One-by-one, we put our food on paper plates and found spots to eat. I will say this: I didn’t gag as I took my first bite, and it’s true, the flavor was soft and smooth. It’s exactly what I’d heard and anticipated — once you get past the smell.
That’s all we had to eat that day, as we watched football, usually the Gators. The more we ate, the easier it was to eat, if that makes sense. It’s as if the aroma simply subsided. Yup. Tequila, beer, and Limburger with raw onions! What better way to spend a rainy day?
I don’t know how many sandwiches we ate but, eventually, the food was gone, the day was winding down and, through the large plate glass living room window, the night was trying to let the darkness in. It was then that most of the married guys decided it was time to go home to their unsuspecting wives. Poor things. The rest of us just lingered for a while until Wayne exclaimed, “Let’s go to Harper’s!” Harper’s was a Winter Park neighborhood bar with an upscale French restaurant attached. The bar was a great hangout and we were all for it.
Slowly, we huddled near the front door. There must have been at least a half dozen of us.

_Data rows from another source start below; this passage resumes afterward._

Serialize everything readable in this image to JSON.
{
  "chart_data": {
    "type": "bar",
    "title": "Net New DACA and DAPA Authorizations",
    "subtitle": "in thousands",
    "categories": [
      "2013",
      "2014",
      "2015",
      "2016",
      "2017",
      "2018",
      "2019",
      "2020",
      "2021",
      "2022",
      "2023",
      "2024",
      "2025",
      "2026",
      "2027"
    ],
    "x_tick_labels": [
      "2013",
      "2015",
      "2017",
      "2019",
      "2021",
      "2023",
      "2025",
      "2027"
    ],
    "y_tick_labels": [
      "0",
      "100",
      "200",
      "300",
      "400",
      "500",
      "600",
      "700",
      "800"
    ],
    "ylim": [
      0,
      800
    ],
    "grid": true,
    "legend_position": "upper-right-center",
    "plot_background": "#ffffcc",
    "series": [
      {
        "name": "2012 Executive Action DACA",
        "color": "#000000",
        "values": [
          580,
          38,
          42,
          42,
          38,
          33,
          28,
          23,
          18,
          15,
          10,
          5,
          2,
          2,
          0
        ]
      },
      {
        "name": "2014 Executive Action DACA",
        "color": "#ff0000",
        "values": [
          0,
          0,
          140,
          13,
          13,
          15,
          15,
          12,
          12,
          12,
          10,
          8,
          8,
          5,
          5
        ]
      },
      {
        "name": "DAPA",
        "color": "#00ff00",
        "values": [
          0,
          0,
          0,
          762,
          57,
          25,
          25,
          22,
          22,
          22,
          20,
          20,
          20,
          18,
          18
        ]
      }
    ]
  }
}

Outside, it was still drizzling. Suddenly, without warning, we got a whiff of each other, and it’s an indescribable odor I will never forget. We smelled like the concentrated dregs of… well, you don’t want to know, but it was at least six times the aroma of the smelliest of all stinky cheeses in the world, plus onions.
We looked at each other and said in unison, “Naaaah, we ain’t going anywhere.” We knew we’d have been asked to leave. No, check that. Not asked. They would have DEMANDED that we go. No telling what they’d think we’d gotten into, so we simply went back to our chairs until, one-by-one, each of us decided to go home. Our day was done. So was the night.
It was only that one time I ate Limburger cheese. It was quite an interesting experience and a quirky rite of passage, but would I do it again? Probably not. It would take a special man like Wayne to convince me and, with him, the mold was broken.